The report ranks Oklahoma City 16th-worst in the nation for road conditions, and fifth-worst when it comes to cost for drivers to travel on the roads.
“That includes the cost of accelerated depreciation, increased maintenance when you hit a pothole and have to go see your mechanic,” Kelly said. “It’s also the cost of additional fuel consumption and tire wear as a result of getting jostled around every day on the road.”
Tulsa’s road conditions ranked 17th-worst, and cost drivers roughly $928 per year.
TRIP says the study examined urban pavement conditions, transportation funding, trends, and economic development in urban areas with populations greater than 250,000. In large urban areas with more than 500,000 residents, the study looked at vehicle operating costs (VOC) specifically.
Chuck Mai, a spokesman with AAA Oklahoma, called the rankings “distressing.”
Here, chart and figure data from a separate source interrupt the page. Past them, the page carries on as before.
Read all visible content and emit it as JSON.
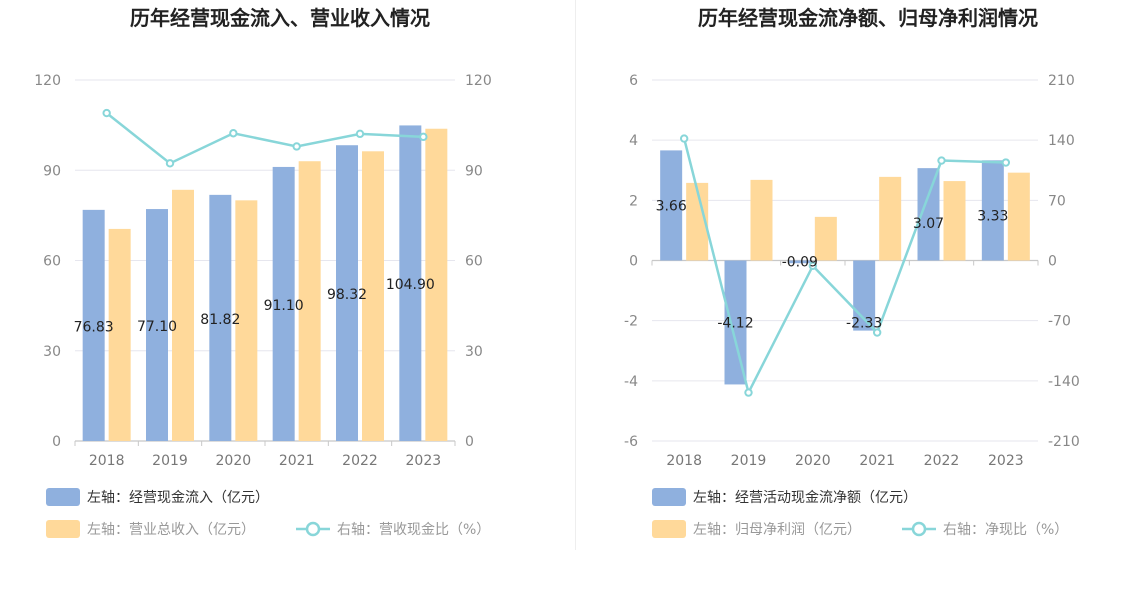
{
  "colors": {
    "bar_primary": "#8fb0de",
    "bar_secondary": "#ffd99a",
    "line": "#88d6d9",
    "grid": "#e6e6ee",
    "axis": "#c8c8c8",
    "legend_dark": "#333333",
    "legend_light": "#999999"
  },
  "chart_data": [
    {
      "type": "bar",
      "title": "历年经营现金流入、营业收入情况",
      "categories": [
        "2018",
        "2019",
        "2020",
        "2021",
        "2022",
        "2023"
      ],
      "left_axis": {
        "min": 0,
        "max": 120,
        "ticks": [
          "120",
          "90",
          "60",
          "30",
          "0"
        ]
      },
      "right_axis": {
        "min": 0,
        "max": 120,
        "ticks": [
          "120",
          "90",
          "60",
          "30",
          "0"
        ]
      },
      "series": [
        {
          "name": "左轴：经营现金流入（亿元）",
          "axis": "left",
          "kind": "bar",
          "values": [
            76.83,
            77.1,
            81.82,
            91.1,
            98.32,
            104.9
          ],
          "labels": [
            "76.83",
            "77.10",
            "81.82",
            "91.10",
            "98.32",
            "104.90"
          ]
        },
        {
          "name": "左轴：营业总收入（亿元）",
          "axis": "left",
          "kind": "bar",
          "values": [
            70.5,
            83.5,
            80.0,
            93.0,
            96.3,
            103.8
          ]
        },
        {
          "name": "右轴：营收现金比（%）",
          "axis": "right",
          "kind": "line",
          "values": [
            109.0,
            92.3,
            102.3,
            97.9,
            102.1,
            101.1
          ]
        }
      ],
      "grid": true,
      "legend_position": "bottom-left"
    },
    {
      "type": "bar",
      "title": "历年经营现金流净额、归母净利润情况",
      "categories": [
        "2018",
        "2019",
        "2020",
        "2021",
        "2022",
        "2023"
      ],
      "left_axis": {
        "min": -6,
        "max": 6,
        "ticks": [
          "6",
          "4",
          "2",
          "0",
          "-2",
          "-4",
          "-6"
        ]
      },
      "right_axis": {
        "min": -210,
        "max": 210,
        "ticks": [
          "210",
          "140",
          "70",
          "0",
          "-70",
          "-140",
          "-210"
        ]
      },
      "series": [
        {
          "name": "左轴：经营活动现金流净额（亿元）",
          "axis": "left",
          "kind": "bar",
          "values": [
            3.66,
            -4.12,
            -0.09,
            -2.33,
            3.07,
            3.33
          ],
          "labels": [
            "3.66",
            "-4.12",
            "-0.09",
            "-2.33",
            "3.07",
            "3.33"
          ]
        },
        {
          "name": "左轴：归母净利润（亿元）",
          "axis": "left",
          "kind": "bar",
          "values": [
            2.58,
            2.68,
            1.45,
            2.78,
            2.64,
            2.92
          ]
        },
        {
          "name": "右轴：净现比（%）",
          "axis": "right",
          "kind": "line",
          "values": [
            141.9,
            -153.7,
            -6.2,
            -83.8,
            116.3,
            114.0
          ]
        }
      ],
      "grid": true,
      "legend_position": "bottom-left"
    }
  ]
}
“They’re further evidence of compromised safety on the road, of motorists’ depleted pocketbooks, and of commerce being negatively impacted,” Mai said in a statement. “While the Oklahoma Legislature recently stepped up to increase transportation funding, providing resources which ODOT has spent judiciously and effectively, the TRIP report demonstrates that more dollars must be forthcoming at the local, state and federal levels if we expect these rankings to improve."